This can be written:
y'=½(1+1/(2x+2y+1)) and y=x/2+½∫dx/(2x+2y+1).
Consider y'=1/(2x+2y+1), or y'(2x+2y+1)=1, and consider d(2x+2y+1)/dx=2+2y'.
As an experiment let y=aln(2x+2y+a), then y'=a(2+2y')/(2x+2y+b).
We can rewrite this: y'(2x+2y+b)=a(2+2y') or y'(2x+2y+b-2a)=2a.
Therefore if b-2a=1 and 2a=1, a=½, b=2, we have y'(2x+2y+1)=1, which is what we are trying to solve!
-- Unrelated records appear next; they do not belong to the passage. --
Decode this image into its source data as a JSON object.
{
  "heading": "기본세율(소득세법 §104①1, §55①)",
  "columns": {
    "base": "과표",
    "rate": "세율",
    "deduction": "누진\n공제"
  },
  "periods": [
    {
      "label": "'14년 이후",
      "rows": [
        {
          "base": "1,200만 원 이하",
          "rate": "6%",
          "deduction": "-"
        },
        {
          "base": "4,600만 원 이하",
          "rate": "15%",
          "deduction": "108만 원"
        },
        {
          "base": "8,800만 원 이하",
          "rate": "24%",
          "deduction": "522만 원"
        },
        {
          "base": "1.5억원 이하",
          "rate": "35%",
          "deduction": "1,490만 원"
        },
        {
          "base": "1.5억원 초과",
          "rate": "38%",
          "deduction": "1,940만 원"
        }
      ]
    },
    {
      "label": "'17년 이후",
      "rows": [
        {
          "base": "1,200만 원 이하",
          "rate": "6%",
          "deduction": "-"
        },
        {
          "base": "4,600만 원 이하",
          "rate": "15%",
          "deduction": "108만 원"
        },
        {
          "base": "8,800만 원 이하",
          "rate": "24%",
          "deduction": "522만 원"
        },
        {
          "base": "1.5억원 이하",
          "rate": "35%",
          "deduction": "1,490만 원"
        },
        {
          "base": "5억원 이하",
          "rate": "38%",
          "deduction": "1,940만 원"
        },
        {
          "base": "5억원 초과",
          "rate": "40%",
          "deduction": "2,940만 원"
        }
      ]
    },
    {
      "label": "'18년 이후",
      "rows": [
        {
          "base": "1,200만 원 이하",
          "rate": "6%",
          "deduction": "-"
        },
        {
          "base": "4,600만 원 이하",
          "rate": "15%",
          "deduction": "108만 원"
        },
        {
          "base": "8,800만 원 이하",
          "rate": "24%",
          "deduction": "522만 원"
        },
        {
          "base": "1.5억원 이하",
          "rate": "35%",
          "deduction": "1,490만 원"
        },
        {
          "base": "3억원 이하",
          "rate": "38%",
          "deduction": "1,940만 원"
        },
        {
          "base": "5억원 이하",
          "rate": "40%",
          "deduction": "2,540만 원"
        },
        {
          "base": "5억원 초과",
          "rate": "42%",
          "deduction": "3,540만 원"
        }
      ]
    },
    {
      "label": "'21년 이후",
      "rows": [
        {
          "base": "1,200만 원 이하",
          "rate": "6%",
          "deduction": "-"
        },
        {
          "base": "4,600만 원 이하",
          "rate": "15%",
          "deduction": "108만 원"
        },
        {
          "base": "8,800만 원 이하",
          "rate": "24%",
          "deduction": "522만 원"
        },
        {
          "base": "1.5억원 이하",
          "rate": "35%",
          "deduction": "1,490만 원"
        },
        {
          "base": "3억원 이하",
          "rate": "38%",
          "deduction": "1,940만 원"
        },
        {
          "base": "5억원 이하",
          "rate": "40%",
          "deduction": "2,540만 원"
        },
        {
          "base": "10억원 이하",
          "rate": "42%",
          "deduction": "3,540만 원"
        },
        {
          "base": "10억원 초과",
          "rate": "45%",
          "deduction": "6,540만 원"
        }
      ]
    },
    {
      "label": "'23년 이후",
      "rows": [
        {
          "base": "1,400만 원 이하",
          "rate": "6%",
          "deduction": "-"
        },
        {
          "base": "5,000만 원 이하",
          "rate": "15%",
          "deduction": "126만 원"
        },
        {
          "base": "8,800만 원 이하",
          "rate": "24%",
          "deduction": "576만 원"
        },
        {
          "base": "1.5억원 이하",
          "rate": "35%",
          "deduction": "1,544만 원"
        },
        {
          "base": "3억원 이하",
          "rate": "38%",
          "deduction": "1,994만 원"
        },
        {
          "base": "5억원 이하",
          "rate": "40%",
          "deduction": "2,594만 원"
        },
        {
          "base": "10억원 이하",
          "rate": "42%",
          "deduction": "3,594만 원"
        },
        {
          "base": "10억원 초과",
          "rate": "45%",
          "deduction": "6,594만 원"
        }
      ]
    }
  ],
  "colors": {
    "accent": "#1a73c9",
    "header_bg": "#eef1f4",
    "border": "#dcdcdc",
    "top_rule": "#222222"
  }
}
But this is only part of the answer, so let’s assume we can write a general answer in the form:
y=Ax+Bln(2x+2y+C)+k where k is the constant of integration. We need to find coefficients A, B, C if we can.
y'=A+B(2+2y')/(2x+2y+C).
y'(2x+2y+C)=A(2x+2y+C)+2B+2By'.
Rewriting: y'(2x+2y+C-2B)=2Ax+2Ay+AC+2B=x+y+1.
Equating coefficients, A=½, AC+2B=1, so ½C+2B=1, C-2B=1, from which 3C/2=2 and C=4/3, making B=⅙.
Therefore the solution is y=½x+⅙ln(2x+2y+4/3)+k.